In conclusion, unless you have a very specific scenario, I believe it is more a matter of preference to use one or the other. Of course a loop foreach appears to be more readable, but depends on the type of collection you are using (array, dictionary, list, etc).

Finally, in the Stackoverflow in English, has a legal post on the subject, which addresses other aspects besides performance, which also has other results for comparison: https://stackoverflow.com/questions/365615/in-net-which-loop-runs-faster-for-or-foreach

1

The difference between them is very subtle, which I don’t think will change the performance of your code. But if this level of performance is important to you( we are talking about 2 times or 5 times faster), I advise you to change the language to a lower level. However, it follows here an answer I found in stackoverflow EN.
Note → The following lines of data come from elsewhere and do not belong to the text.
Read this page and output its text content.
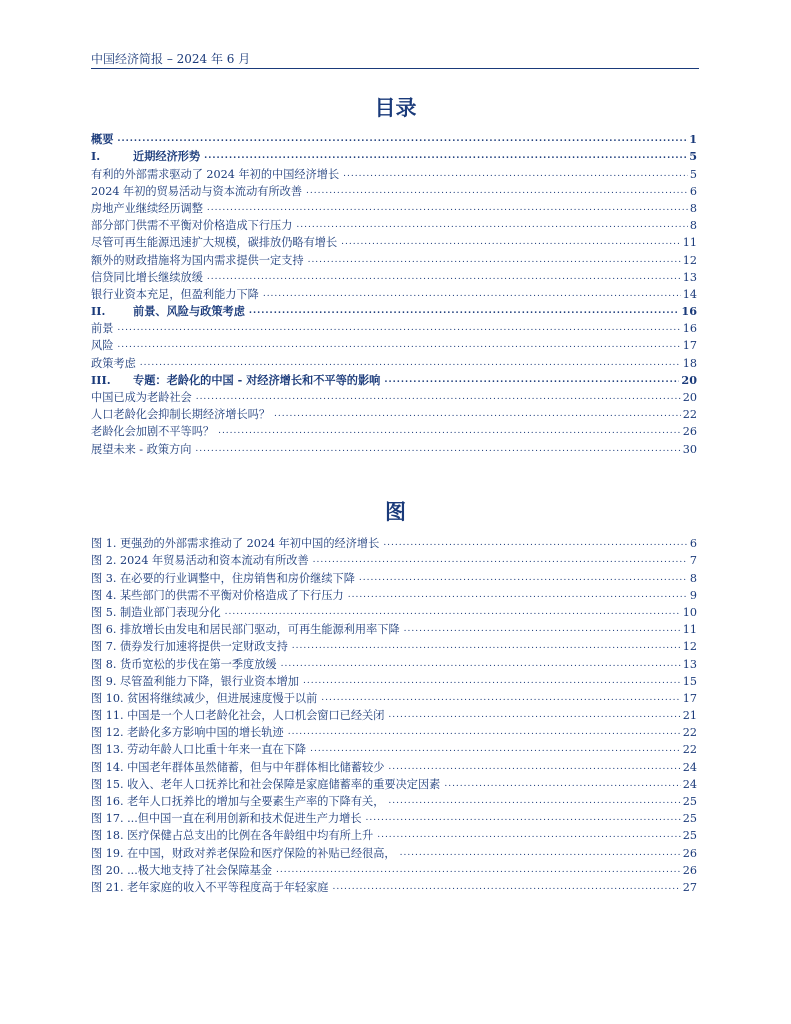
中国经济简报 – 2024 年 6 月
目录
概要 .....	1
I.	近期经济形势 .....	5
有利的外部需求驱动了 2024 年初的中国经济增长 .....	5
2024 年初的贸易活动与资本流动有所改善 .....	6
房地产业继续经历调整 .....	8
部分部门供需不平衡对价格造成下行压力 .....	8
尽管可再生能源迅速扩大规模，碳排放仍略有增长 .....	11
额外的财政措施将为国内需求提供一定支持 .....	12
信贷同比增长继续放缓 .....	13
银行业资本充足，但盈利能力下降 .....	14
II.	前景、风险与政策考虑 .....	16
前景 .....	16
风险 .....	17
政策考虑 .....	18
III.	专题：老龄化的中国 - 对经济增长和不平等的影响 .....	20
中国已成为老龄社会 .....	20
人口老龄化会抑制长期经济增长吗？ .....	22
老龄化会加剧不平等吗？ .....	26
展望未来 - 政策方向 .....	30
图
图 1. 更强劲的外部需求推动了 2024 年初中国的经济增长 .....	6
图 2. 2024 年贸易活动和资本流动有所改善 .....	7
图 3. 在必要的行业调整中，住房销售和房价继续下降 .....	8
图 4. 某些部门的供需不平衡对价格造成了下行压力 .....	9
图 5. 制造业部门表现分化 .....	10
图 6. 排放增长由发电和居民部门驱动，可再生能源利用率下降 .....	11
图 7. 债券发行加速将提供一定财政支持 .....	12
图 8. 货币宽松的步伐在第一季度放缓 .....	13
图 9. 尽管盈利能力下降，银行业资本增加 .....	15
图 10. 贫困将继续减少，但进展速度慢于以前 .....	17
图 11. 中国是一个人口老龄化社会，人口机会窗口已经关闭 .....	21
图 12. 老龄化多方影响中国的增长轨迹 .....	22
图 13. 劳动年龄人口比重十年来一直在下降 .....	22
图 14. 中国老年群体虽然储蓄，但与中年群体相比储蓄较少 .....	24
图 15. 收入、老年人口抚养比和社会保障是家庭储蓄率的重要决定因素 .....	24
图 16. 老年人口抚养比的增加与全要素生产率的下降有关， .....	25
图 17. ...但中国一直在利用创新和技术促进生产力增长 .....	25
图 18. 医疗保健占总支出的比例在各年龄组中均有所上升 .....	25
图 19. 在中国，财政对养老保险和医疗保险的补贴已经很高， .....	26
图 20. ...极大地支持了社会保障基金 .....	26
图 21. 老年家庭的收入不平等程度高于年轻家庭 .....	27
  • Cycles for are a little more than 2 times cheaper than cycles
  • foreach in Lists. Iterating on a Array is more or less 2 times more economical than iterating on a List.
  • As a consequence, cycles in Array using for is 5 times cheaper than cycles in List using foreach(Which I believe is what we do).

1

Everything depends on your need, I think first comes your need to manipulate/go through that collection. For example:

I always use for when I need to manipulate the objects I’m traveling, because in foreach It is as if a temporary copy of the object was created and if you modify it will not affect the same within the collection. It also has the advantage of knowing which position the object is within the collection. Another case where I use for is when only certain positions need to be covered, in the foreach you can’t because you run from position 0 to X.

I use the foreach in cases where I need to go through the entire list without exception.

These are just some situations that make me decide between one or the other. If both are according to what you need, I think you have to resort to performance, scrolling through a whole list for example can be costly and utilizing the fastest and most efficient may be the best option.